CHINESISCHE ARZNEITHERAPIE
Die Behandlung mit Arzneien, gern Kräuter genannt, macht den größten Anteil der traditionellen Medizin in China aus, insbesondere im Bereich der Inneren Medizin, der Frauenheilkunde und der Dermatologie. Der früheste Klassiker der Kräutermedizin, das Shang Han Lun (Abhandlung über Kälte-Schädigung), stammt aus dem 2. Jhd. nach Christus. Hier werden Krankheitsbilder und deren Behandlung mit Rezepturen beschrieben, auf die sich heute noch bezogen wird.
Die traditionellen chinesischen Arzneien bestehen zumeist aus Pflanzenteilen wie Wurzeln, Rinden, Kraut oder Blüten, jedoch auch aus Pilzen, Mineralien oder tierischen Produkten. Letztere benutze ich fast nie und würde Sie zuvor fragen.

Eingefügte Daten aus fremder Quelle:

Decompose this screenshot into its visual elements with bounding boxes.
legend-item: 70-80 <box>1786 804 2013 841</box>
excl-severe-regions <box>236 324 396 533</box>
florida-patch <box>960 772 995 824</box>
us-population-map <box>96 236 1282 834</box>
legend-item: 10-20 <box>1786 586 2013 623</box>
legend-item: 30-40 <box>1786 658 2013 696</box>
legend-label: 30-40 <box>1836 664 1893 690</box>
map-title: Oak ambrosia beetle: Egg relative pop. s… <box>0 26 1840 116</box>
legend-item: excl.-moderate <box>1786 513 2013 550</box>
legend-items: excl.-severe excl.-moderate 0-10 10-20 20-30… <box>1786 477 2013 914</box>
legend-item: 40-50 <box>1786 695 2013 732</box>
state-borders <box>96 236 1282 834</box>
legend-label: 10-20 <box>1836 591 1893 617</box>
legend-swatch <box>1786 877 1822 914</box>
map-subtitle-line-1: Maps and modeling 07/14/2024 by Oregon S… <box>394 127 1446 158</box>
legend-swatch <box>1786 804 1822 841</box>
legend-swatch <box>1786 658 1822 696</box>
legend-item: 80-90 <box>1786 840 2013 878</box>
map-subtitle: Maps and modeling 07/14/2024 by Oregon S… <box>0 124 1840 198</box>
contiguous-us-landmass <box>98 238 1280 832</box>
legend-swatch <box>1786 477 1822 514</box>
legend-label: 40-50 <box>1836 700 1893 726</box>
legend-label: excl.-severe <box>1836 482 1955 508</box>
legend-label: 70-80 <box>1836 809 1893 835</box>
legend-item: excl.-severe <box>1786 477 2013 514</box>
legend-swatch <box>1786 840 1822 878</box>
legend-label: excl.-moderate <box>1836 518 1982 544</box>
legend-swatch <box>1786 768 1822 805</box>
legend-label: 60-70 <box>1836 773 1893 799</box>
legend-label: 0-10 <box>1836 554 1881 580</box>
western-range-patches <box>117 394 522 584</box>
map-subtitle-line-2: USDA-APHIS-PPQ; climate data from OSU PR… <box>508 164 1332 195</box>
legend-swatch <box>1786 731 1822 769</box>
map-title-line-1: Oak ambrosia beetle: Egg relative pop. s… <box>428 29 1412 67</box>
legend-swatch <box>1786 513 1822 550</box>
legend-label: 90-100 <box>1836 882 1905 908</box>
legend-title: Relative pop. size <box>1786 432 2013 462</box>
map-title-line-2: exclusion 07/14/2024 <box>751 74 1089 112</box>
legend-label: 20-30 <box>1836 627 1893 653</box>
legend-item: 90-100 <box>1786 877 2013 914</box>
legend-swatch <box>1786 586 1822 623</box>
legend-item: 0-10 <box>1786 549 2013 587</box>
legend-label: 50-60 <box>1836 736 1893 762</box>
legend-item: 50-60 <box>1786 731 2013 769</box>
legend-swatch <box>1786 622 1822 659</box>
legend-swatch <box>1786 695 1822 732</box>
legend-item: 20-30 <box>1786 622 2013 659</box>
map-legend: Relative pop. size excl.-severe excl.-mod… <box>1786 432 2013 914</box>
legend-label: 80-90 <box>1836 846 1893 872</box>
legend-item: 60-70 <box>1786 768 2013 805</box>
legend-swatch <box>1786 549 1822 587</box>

Um eine individuelle Rezeptur, also eine maßgeschneiderte Kombination von ca. 9–12 Arzneien, zu erstellen, muss zunächst eine Diagnose im Rahmen der Chinesischen Medizin gestellt werden. Hierfür werden die Befragung, das Fühlen des Pulses und die Untersuchung der Zunge eingesetzt. Aus der Differentialdiagnostik ergeben sich dann die Wirkrichtungen und Therapieprinzipien, welche in der Rezeptur umgesetzt werden sollen (in Begriffen der Chinesischen Medizin z.B. das Qi der Mitte stärken und Feuchtigkeit ausleiten oder Leber-Qi-Stagnation zerstreuen und Blut nähren). Der Arzt kann auf einen reichen Schatz an klassischen Rezepturen der letzten fast 2000 Jahre zurückgreifen – Strategien, die den Arzt inspirieren, seine für den jeweiligen Patienten angepasste Rezeptur zu komponieren.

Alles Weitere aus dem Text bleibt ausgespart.